Paul Simson 2010
Whether he’s leading a golf tournament or trailing, Paul Simson’s mindset remains the same.
“I always play like I’m behind,’’ he said.
Yet in the end, it’s the 58-year old Raleigh insurance executive who often finishes ahead.
With steely resolve and a sharp short game, Simson has won about 200 golf titles, many of them since 1990, not long after he began wearing his signature straw fedora. The championships include 20 Carolinas Golf Association crowns, two North-South Amateurs, three North-South Senior Amateurs, and two British Senior Amateurs.
That success in the N-S etched his name on the Wall of Fame at Pinehurst, up there with luminaries like Jack Nicklaus, Curtis Strange and Davis Love III.
While listed as an amateur, the fiercely competitive Simson plays like a pro, one who has stroked his way into the 2010 North Carolina Sports Hall of Fame.
The key? Composure, savvy and skill, especially that touch around the greens.
“It’s what you do once you arrive (after the drive) that determines the men from the boys,’’ said Simson, the only man to win the North Carolina, Carolinas and Carolinas Mid Amatuers in the same year.
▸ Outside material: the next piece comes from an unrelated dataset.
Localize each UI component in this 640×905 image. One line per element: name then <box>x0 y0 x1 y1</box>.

Getting better with age, Simson is still doggedly chasing one elusive goal — a USGA championship. He has competed in 46 of those events, including at least one for 25 consecutive years.
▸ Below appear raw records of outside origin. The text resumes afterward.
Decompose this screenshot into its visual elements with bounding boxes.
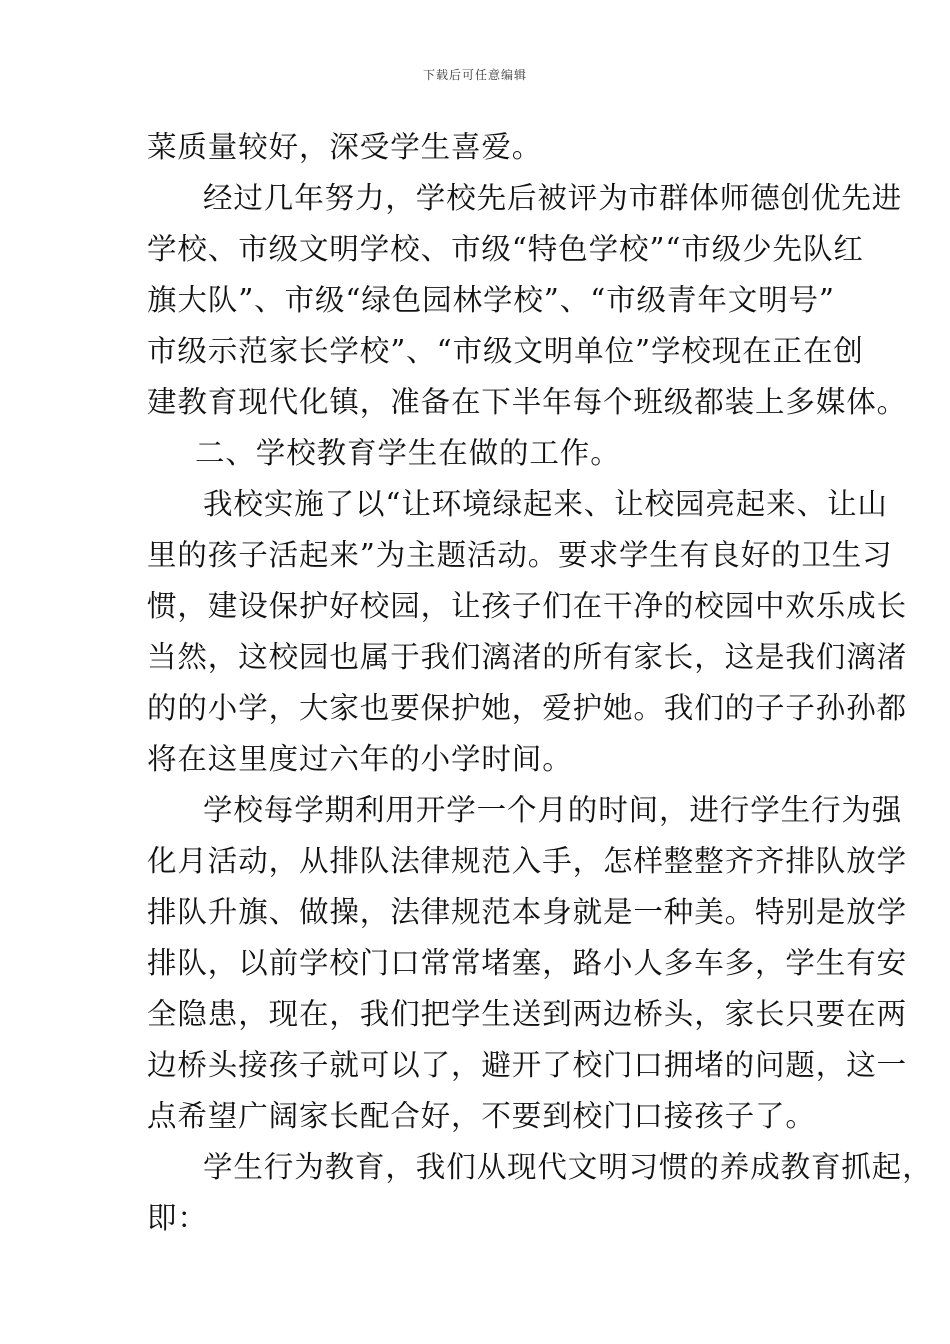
text-line: 全隐患，现在，我们把学生送到两边桥头，家长只要在两: [147, 997, 908, 1031]
text-line: 市级示范家长学校”、“市级文明单位”学校现在正在创: [147, 334, 864, 368]
text-line: 点希望广阔家长配合好，不要到校门口接孩子了。: [147, 1099, 816, 1133]
text-line: 菜质量较好，深受学生喜爱。: [147, 130, 543, 164]
paragraph-first-line: 学生行为教育，我们从现代文明习惯的养成教育抓起，: [203, 1150, 933, 1184]
text-line: 惯，建设保护好校园，让孩子们在干净的校园中欢乐成长: [147, 589, 908, 623]
text-line: 排队升旗、做操，法律规范本身就是一种美。特别是放学: [147, 895, 908, 929]
text-line: 将在这里度过六年的小学时间。: [147, 742, 573, 776]
text-line: 旗大队”、市级“绿色园林学校”、“市级青年文明号”: [147, 283, 835, 317]
text-line: 建教育现代化镇，准备在下半年每个班级都装上多媒体。: [147, 385, 908, 419]
text-line: 的的小学，大家也要保护她，爱护她。我们的子子孙孙都: [147, 691, 908, 725]
text-line: 当然，这校园也属于我们漓渚的所有家长，这是我们漓渚: [147, 640, 908, 674]
paragraph-first-line: 我校实施了以“让环境绿起来、让校园亮起来、让山: [203, 487, 888, 521]
paragraph-first-line: 学校每学期利用开学一个月的时间，进行学生行为强: [203, 793, 903, 827]
text-line: 学校、市级文明学校、市级“特色学校”“市级少先队红: [147, 232, 864, 266]
document-body: [147, 122, 933, 1244]
paragraph-first-line: 经过几年努力，学校先后被评为市群体师德创优先进: [203, 181, 903, 215]
text-line: 边桥头接孩子就可以了，避开了校门口拥堵的问题，这一: [147, 1048, 908, 1082]
text-line: 化月活动，从排队法律规范入手，怎样整整齐齐排队放学: [147, 844, 908, 878]
page-header-note: 下载后可任意编辑: [422, 68, 527, 82]
text-line: 里的孩子活起来”为主题活动。要求学生有良好的卫生习: [147, 538, 893, 572]
section-heading: 二、学校教育学生在做的工作。: [195, 436, 621, 470]
text-line: 即：: [147, 1201, 208, 1235]
text-line: 排队，以前学校门口常常堵塞，路小人多车多，学生有安: [147, 946, 908, 980]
It all started in 1960 in Chatham, N.J., where he tagged along to Fairmount Country Club with his mother (Jane) and father (George).
“I loved [golf] from the outset,,’’ said Simson, who also played on three state high school soccer championship teams.
But he got the biggest kick out of making birdies and busting par. So Simson walked on the golf team at the University of New Mexico, earned All-America honors his senior year, and graduated with degrees in business and geography.
After a successful stint on mini tours, he missed qualifying for the PGA circuit by one stroke and regained his amateur status in 1978. (At age 50, he missed making the Champions Tour by two shots).
But Simson, who has played with Tiger Woods, Nick Faldo and Stewart Cink, remained undaunted and kept winning amateur titles.
“I’ve been able to work, make a decent living and have much more time with my family (Wife Chris, son Phillip),’‘ said Simson, an affable man with a big smile.
When Simson moved to Raleigh in 1979, he started playing more seriously again. After failing to win in his first 20 CGA starts, he broke through in 1990 by capturing the first of back-to-back Carolinas Mid Amateurs.
But maybe his most treasured triumph and “pressure packed” moment came in the drama-drenched, 1995 North-South semifinals. Simson, whose resume includes a career-low round of 62 and 10 aces (one more than his mother), needed to sink a 12-foot putt on the 18th green to stay alive against Robert Floyd.
Adhering to caddie-son Phillip’s advice on how the putt would break, Simson curled the ball into the cup, then conquered Floyd at the 20th hole. Next day he won the coveted crown.
No wonder Simson’s often called “Champ.” The label fits — just like his straw hat.